The fact that in the present case an assessment was made within the statutory period distinguishes it from Commissioner of Internal Revenue v. U. S. Refractories Corporation (C.C.A.) 64 F.(2d) 69, in which no assessment had been made within the statutory period and no assessment had been made before June 2, 1924. Naturally, the plain provisions of section 611 excluded the situation presented in that case and that statute did not operate to save the tax.

What has been said makes it unnecessary to determine the fact question whether or not as a matter of fact the waiver filed by this taxpayer on December 9, 1925, was intended to include 1917 taxes.

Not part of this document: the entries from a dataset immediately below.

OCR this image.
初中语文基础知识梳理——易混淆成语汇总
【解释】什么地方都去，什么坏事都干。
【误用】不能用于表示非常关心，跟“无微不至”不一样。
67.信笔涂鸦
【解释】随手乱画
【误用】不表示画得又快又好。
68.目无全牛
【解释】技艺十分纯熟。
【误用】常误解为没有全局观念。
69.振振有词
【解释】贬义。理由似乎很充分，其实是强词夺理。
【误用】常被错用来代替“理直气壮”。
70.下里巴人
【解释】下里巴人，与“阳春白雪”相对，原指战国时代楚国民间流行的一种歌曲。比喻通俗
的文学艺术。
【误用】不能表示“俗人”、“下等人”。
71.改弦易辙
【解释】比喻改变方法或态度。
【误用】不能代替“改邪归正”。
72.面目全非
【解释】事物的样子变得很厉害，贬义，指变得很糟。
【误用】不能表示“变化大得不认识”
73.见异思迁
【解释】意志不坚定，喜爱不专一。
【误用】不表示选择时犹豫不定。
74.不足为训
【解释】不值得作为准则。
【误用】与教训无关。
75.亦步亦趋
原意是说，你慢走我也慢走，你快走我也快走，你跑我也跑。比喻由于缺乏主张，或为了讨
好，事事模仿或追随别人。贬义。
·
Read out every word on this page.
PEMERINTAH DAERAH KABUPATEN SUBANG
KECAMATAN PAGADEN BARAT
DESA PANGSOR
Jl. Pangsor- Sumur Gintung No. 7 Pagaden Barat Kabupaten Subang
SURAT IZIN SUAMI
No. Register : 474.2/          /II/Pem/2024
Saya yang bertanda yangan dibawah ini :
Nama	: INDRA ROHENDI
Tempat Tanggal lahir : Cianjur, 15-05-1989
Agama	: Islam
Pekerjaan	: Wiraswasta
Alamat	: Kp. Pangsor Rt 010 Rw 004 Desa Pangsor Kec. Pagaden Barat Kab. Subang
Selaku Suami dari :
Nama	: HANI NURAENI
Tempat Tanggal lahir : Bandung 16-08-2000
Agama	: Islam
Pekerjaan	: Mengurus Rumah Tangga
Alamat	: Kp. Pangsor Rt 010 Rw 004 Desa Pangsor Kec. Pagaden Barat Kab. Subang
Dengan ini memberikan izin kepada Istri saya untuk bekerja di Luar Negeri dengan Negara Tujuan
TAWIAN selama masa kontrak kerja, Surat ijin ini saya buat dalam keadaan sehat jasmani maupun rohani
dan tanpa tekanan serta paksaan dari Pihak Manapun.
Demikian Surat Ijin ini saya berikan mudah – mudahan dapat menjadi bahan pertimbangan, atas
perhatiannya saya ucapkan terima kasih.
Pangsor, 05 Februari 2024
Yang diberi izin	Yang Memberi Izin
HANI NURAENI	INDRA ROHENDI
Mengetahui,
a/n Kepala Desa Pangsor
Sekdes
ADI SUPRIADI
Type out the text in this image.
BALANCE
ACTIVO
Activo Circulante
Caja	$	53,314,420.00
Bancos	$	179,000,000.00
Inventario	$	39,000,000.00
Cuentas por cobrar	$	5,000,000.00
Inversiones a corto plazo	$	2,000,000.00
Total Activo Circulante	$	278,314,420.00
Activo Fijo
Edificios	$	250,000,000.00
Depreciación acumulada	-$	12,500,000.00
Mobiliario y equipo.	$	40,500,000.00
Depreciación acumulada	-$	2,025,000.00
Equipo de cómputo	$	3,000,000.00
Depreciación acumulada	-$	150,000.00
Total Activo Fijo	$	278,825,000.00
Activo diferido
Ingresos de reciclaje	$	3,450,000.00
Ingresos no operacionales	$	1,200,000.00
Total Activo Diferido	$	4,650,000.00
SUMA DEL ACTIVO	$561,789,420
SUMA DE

It is also unnecessary to determine whether or not this suit was properly brought for taxes for the year 1918 instead of taxes for the .year 1917. The plaintiff had to sue for the 1918 taxes in order to maintain consistency with his theory that the 1917 deficiency which was. used as a credit was void. See Parks & Woolson Machine Co. v. U. S. (Ct.Cl.) 58 F.(2d) 868; Routzahn v. Reeves Bros. Co. (C.C.A.) 59 F.(2d) 915, 918; Peerless Paper Box Mfg. Co. v. Routzahn (D.C.) 22 F.(2d) 459; Lowe Bros. Co. v. U. S. (D.C.) 8 F.Supp. 1016.

At the hearing, the parties submitted an agreed statement of facts which are adopted by the court as special findings. In addition thereto all statements of fact made in the foregoing opinion may be taken as special findings.

The defendant’s first, second, third, fourth, and fifth requests for conclusions of law are all affirmed.

The plaintiff’s first, second, and sixth request for conclusions, of law are denied. The plaintiff’s third, fourth, and fifth requests for conclusions of law are not material and are answered.

Plaintiff’s petition may be dismissed.